Le Président (M. Bernier, Montmorency) : Mme Collin.

Mme Collin (Marie-Claude) : Excusez, M. le Président, j'ai parlé un peu vite.

Le Président (M. Bernier, Montmorency) : Mais non, ce n'est pas grave, continuez. Ça me permet de donner l'information pour fins d'enregistrement.

Mme Collin (Marie-Claude) : Je suis une passionnée là-dedans.
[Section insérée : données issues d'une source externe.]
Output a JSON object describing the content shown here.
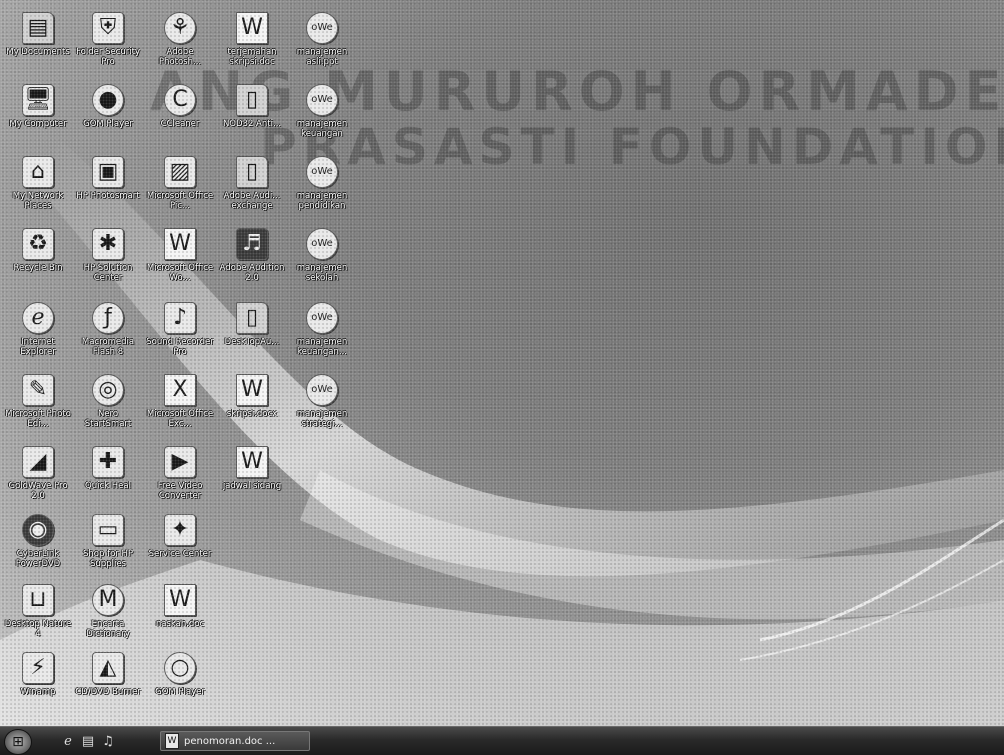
{
  "wallpaper": {
    "watermark_line1": "ANG MURUROH ORMADENHSIN",
    "watermark_line2": "PRASASTI FOUNDATION PLUTS"
  },
  "desktop_icons": [
    {
      "label": "My Documents",
      "icon": "folder-docs-icon"
    },
    {
      "label": "My Computer",
      "icon": "computer-icon"
    },
    {
      "label": "My Network Places",
      "icon": "network-icon"
    },
    {
      "label": "Recycle Bin",
      "icon": "recycle-bin-icon"
    },
    {
      "label": "Internet Explorer",
      "icon": "internet-explorer-icon"
    },
    {
      "label": "Microsoft Photo Edi...",
      "icon": "photo-editor-icon"
    },
    {
      "label": "GoldWave Pro 2.0",
      "icon": "audio-editor-icon"
    },
    {
      "label": "CyberLink PowerDVD",
      "icon": "dvd-player-icon"
    },
    {
      "label": "Desktop Nature 4",
      "icon": "desktop-app-icon"
    },
    {
      "label": "Winamp",
      "icon": "winamp-icon"
    },
    {
      "label": "Folder Security Pro",
      "icon": "folder-security-icon"
    },
    {
      "label": "GOM Player",
      "icon": "gom-player-icon"
    },
    {
      "label": "HP Photosmart",
      "icon": "camera-icon"
    },
    {
      "label": "HP Solution Center",
      "icon": "hp-solution-icon"
    },
    {
      "label": "Macromedia Flash 8",
      "icon": "flash-icon"
    },
    {
      "label": "Nero StartSmart",
      "icon": "nero-icon"
    },
    {
      "label": "Quick Heal",
      "icon": "antivirus-icon"
    },
    {
      "label": "Shop for HP Supplies",
      "icon": "shopping-icon"
    },
    {
      "label": "Encarta Dictionary",
      "icon": "dictionary-icon"
    },
    {
      "label": "CD/DVD Burner",
      "icon": "burner-icon"
    },
    {
      "label": "Adobe Photosh...",
      "icon": "photoshop-icon"
    },
    {
      "label": "CCleaner",
      "icon": "ccleaner-icon"
    },
    {
      "label": "Microsoft Office Pic...",
      "icon": "office-picture-icon"
    },
    {
      "label": "Microsoft Office Wo...",
      "icon": "word-icon"
    },
    {
      "label": "Sound Recorder Pro",
      "icon": "sound-recorder-icon"
    },
    {
      "label": "Microsoft Office Exc...",
      "icon": "excel-icon"
    },
    {
      "label": "Free Video Converter",
      "icon": "video-converter-icon"
    },
    {
      "label": "Service Center",
      "icon": "service-icon"
    },
    {
      "label": "naskah.doc",
      "icon": "word-doc-icon"
    },
    {
      "label": "GOM Player",
      "icon": "gom-player-2-icon"
    },
    {
      "label": "terjemahan skripsi.doc",
      "icon": "word-doc-icon"
    },
    {
      "label": "NOD32 Anti...",
      "icon": "folder-icon"
    },
    {
      "label": "Adobe Audi... exchange",
      "icon": "folder-icon"
    },
    {
      "label": "Adobe Audition 2.0",
      "icon": "audition-icon"
    },
    {
      "label": "DeskTopAu...",
      "icon": "folder-icon"
    },
    {
      "label": "skripsi.docx",
      "icon": "word-doc-icon"
    },
    {
      "label": "jadwal sidang",
      "icon": "word-doc-icon"
    },
    {
      "label": "manajemen asli.ppt",
      "icon": "owe-icon"
    },
    {
      "label": "manajemen keuangan",
      "icon": "owe-icon"
    },
    {
      "label": "manajemen pendidikan",
      "icon": "owe-icon"
    },
    {
      "label": "manajemen sekolah",
      "icon": "owe-icon"
    },
    {
      "label": "manajemen keuangan...",
      "icon": "owe-icon"
    },
    {
      "label": "manajemen strategi...",
      "icon": "owe-icon"
    }
  ],
  "taskbar": {
    "start_label": "start",
    "quick_launch": [
      "internet-explorer-icon",
      "show-desktop-icon",
      "media-icon"
    ],
    "active_task": "penomoran.doc ...",
    "active_task_icon": "word-doc-icon"
  }
}
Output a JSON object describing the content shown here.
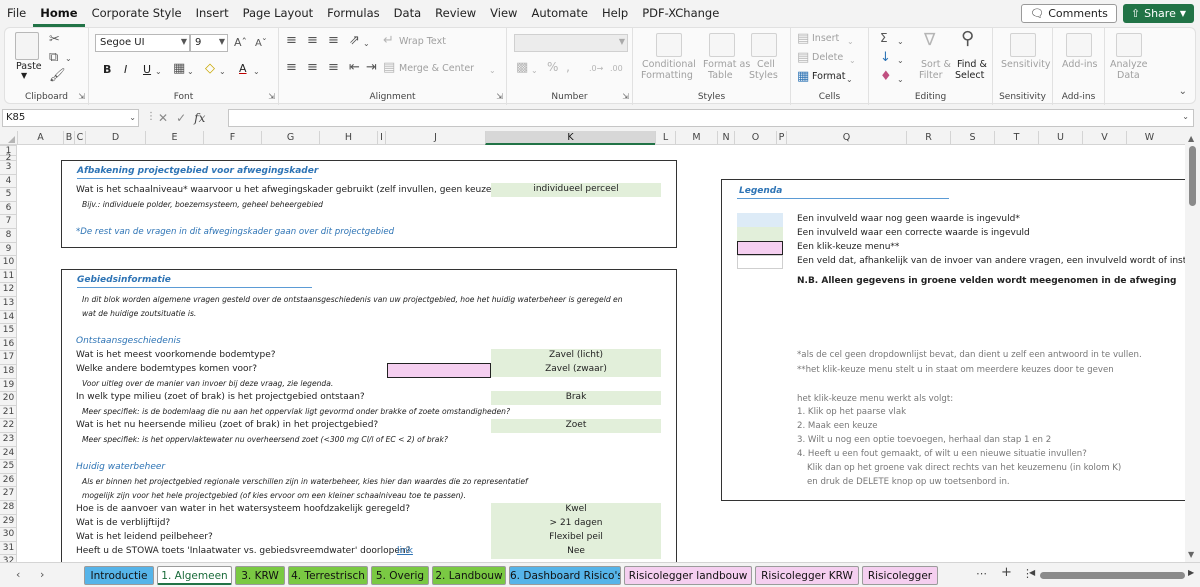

Le Président (M. Bernier, Montmorency) : Oui, et c'est ce que je constate.

• (11 heures) •

Mme Collin (Marie-Claude) : Nous, à la coalition, depuis 2011 qu'on travaille très, très fort, et ça fait deux ans qu'on s'aperçoit qu'il y a un transfert d'enfants. Bon, nos enfants quittent notre installation pas par choix, mais par choix budgétaire, parce que ça coûte 7 $ dans une installation, il y a de la place.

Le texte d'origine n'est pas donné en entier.